In purely football terms – I’m not checking the shirt sales numbers – Neymar to Paris Saint-Germain for just under £200m (that’s a hundred 1988 Gazzas!) didn’t deliver the Champions League. Ditto Kylian Mbappé (for about £160m). The rest of the top 10: João Félix to Atleti, Enzo Fernández to Chelsea, Philippe Coutinho to Barça, Antoine Griezmann to Barça, Florian Wirtz to Liverpool, Moisés Caicedo to Chelsea, Declan Rice to Arsenal, Jack Grealish to Manchester City. Perhaps it’s a little early to judge Wirtz. But with all the caveats of how you define success, how many of them have been worth the money? Or even taking the money out of it, how many have delivered consistently on the pitch? Maybe Rice is the only one? OK, Mbappé’s 256 goals in 308 games seems pretty good, but … look at PSG now, look at Real Madrid now.

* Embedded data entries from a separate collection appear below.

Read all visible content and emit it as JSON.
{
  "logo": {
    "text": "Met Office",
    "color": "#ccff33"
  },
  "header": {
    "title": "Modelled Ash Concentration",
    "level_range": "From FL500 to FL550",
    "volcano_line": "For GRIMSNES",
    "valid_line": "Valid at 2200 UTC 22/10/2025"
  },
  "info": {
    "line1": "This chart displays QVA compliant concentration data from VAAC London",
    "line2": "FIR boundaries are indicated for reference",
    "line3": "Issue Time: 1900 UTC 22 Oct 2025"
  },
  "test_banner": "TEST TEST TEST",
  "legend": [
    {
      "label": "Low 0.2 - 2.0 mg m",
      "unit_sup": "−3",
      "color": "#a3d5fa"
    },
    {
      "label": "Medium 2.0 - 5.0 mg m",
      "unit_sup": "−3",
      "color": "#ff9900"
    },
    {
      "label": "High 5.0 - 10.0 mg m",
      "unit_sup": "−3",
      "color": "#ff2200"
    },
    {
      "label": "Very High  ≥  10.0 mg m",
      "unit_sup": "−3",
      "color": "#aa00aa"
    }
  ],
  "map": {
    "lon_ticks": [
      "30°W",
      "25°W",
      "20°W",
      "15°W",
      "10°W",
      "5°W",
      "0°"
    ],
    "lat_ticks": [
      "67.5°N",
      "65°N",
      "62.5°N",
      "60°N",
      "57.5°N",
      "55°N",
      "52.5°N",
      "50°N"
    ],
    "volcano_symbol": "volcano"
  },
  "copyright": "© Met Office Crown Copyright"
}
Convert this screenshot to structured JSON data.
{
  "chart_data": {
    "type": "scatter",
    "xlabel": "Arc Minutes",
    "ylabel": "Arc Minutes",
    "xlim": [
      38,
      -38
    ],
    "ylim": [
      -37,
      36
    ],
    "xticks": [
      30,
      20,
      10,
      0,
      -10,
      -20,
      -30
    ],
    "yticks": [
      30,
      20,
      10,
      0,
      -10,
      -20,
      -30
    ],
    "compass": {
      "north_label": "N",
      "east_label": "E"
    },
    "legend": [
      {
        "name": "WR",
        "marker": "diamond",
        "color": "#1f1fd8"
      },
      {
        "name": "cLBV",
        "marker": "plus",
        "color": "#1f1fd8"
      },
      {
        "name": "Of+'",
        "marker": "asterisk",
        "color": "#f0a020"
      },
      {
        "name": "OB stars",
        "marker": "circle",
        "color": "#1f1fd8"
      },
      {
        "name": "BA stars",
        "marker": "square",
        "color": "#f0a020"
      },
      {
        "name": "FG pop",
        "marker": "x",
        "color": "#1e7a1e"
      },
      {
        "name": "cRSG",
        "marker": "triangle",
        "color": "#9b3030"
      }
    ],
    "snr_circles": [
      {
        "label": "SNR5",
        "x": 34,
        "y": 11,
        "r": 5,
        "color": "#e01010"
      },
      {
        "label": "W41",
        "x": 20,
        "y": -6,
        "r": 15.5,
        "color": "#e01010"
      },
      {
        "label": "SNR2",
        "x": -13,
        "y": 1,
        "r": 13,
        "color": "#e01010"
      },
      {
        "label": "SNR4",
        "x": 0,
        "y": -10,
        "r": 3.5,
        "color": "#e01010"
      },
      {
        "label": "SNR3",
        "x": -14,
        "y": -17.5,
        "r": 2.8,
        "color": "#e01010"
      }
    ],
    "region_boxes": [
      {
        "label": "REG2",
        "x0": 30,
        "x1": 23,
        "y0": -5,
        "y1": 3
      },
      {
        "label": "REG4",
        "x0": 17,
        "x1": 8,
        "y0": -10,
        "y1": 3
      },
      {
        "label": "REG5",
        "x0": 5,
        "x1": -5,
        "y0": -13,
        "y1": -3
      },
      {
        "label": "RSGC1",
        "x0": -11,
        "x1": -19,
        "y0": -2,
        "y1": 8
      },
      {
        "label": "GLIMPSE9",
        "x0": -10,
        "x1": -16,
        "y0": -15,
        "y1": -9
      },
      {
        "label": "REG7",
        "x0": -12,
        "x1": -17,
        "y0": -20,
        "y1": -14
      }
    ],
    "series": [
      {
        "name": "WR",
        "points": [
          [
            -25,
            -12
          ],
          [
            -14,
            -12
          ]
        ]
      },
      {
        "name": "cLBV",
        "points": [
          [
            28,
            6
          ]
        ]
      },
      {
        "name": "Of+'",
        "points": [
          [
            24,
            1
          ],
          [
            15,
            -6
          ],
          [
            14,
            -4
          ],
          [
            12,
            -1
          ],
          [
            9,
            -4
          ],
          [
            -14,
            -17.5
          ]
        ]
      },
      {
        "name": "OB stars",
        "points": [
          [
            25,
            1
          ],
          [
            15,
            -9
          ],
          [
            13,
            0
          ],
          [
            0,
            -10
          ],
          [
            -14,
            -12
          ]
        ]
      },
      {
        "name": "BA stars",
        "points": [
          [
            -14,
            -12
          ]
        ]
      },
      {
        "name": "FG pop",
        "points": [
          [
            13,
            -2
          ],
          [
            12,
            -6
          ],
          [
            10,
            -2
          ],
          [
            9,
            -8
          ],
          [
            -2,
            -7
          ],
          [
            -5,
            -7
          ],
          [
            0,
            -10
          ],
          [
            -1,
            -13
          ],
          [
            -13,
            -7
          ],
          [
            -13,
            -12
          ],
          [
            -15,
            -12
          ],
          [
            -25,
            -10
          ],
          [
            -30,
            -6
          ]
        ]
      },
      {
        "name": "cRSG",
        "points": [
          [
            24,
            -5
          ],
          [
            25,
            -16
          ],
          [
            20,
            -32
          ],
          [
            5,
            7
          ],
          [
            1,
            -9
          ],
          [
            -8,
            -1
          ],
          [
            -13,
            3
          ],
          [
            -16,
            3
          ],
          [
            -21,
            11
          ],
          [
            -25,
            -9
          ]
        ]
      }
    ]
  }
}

Taking inflation into account, of course money is sometimes well spent: £80m for Ronaldo in 2009 feels like good business for Real Madrid – a few million less than United spent on Antony 13 years later . Poor Antony, always getting mentioned in these articles; he’s taken a lot of the heat off Nicolas Pépé.

Is it just the pressure of such a high fee? Or the fact we judge someone who cost a hundred million in a different way to someone who commands half that? Fifty million pounds still seems quite a lot for, say, Richarlison. Out of the most expensive 100 transfers of all time, if generous you could make a case that about 40 have worked out.

What a terrible hit rate. Why are so many of us blind to the possibility that a new face won’t work out? You’ve seen a seven-minute heavily edited YouTube video to early 2000s Europop. There’s no way they’ve made Ricky van Wolfswinkel look like Kaká. He simply is just that good.

There is actually a chance that someone already at your club will get better at football. Most of them train every day. It remains baffling how often a manager is praised for being able to improve players. Feels like a prerequisite.

Of course relentless 24-hour coverage of existing squad players would be even less interesting than the rumour mill. “My understanding is that Joelinton was good last year and might be good again this year.” Official club accounts making big reveal videos for a centre mid you signed three years ago may not get the numbers. But there’s every chance they’ll be more important this season than the guy you just signed for £30m from Strasbourg.

Nevertheless, in a month or so someone will have won the transfer window. It would be great to have a life option to switch off rumour notifications, reject those cookies and select the 1988 discovery option.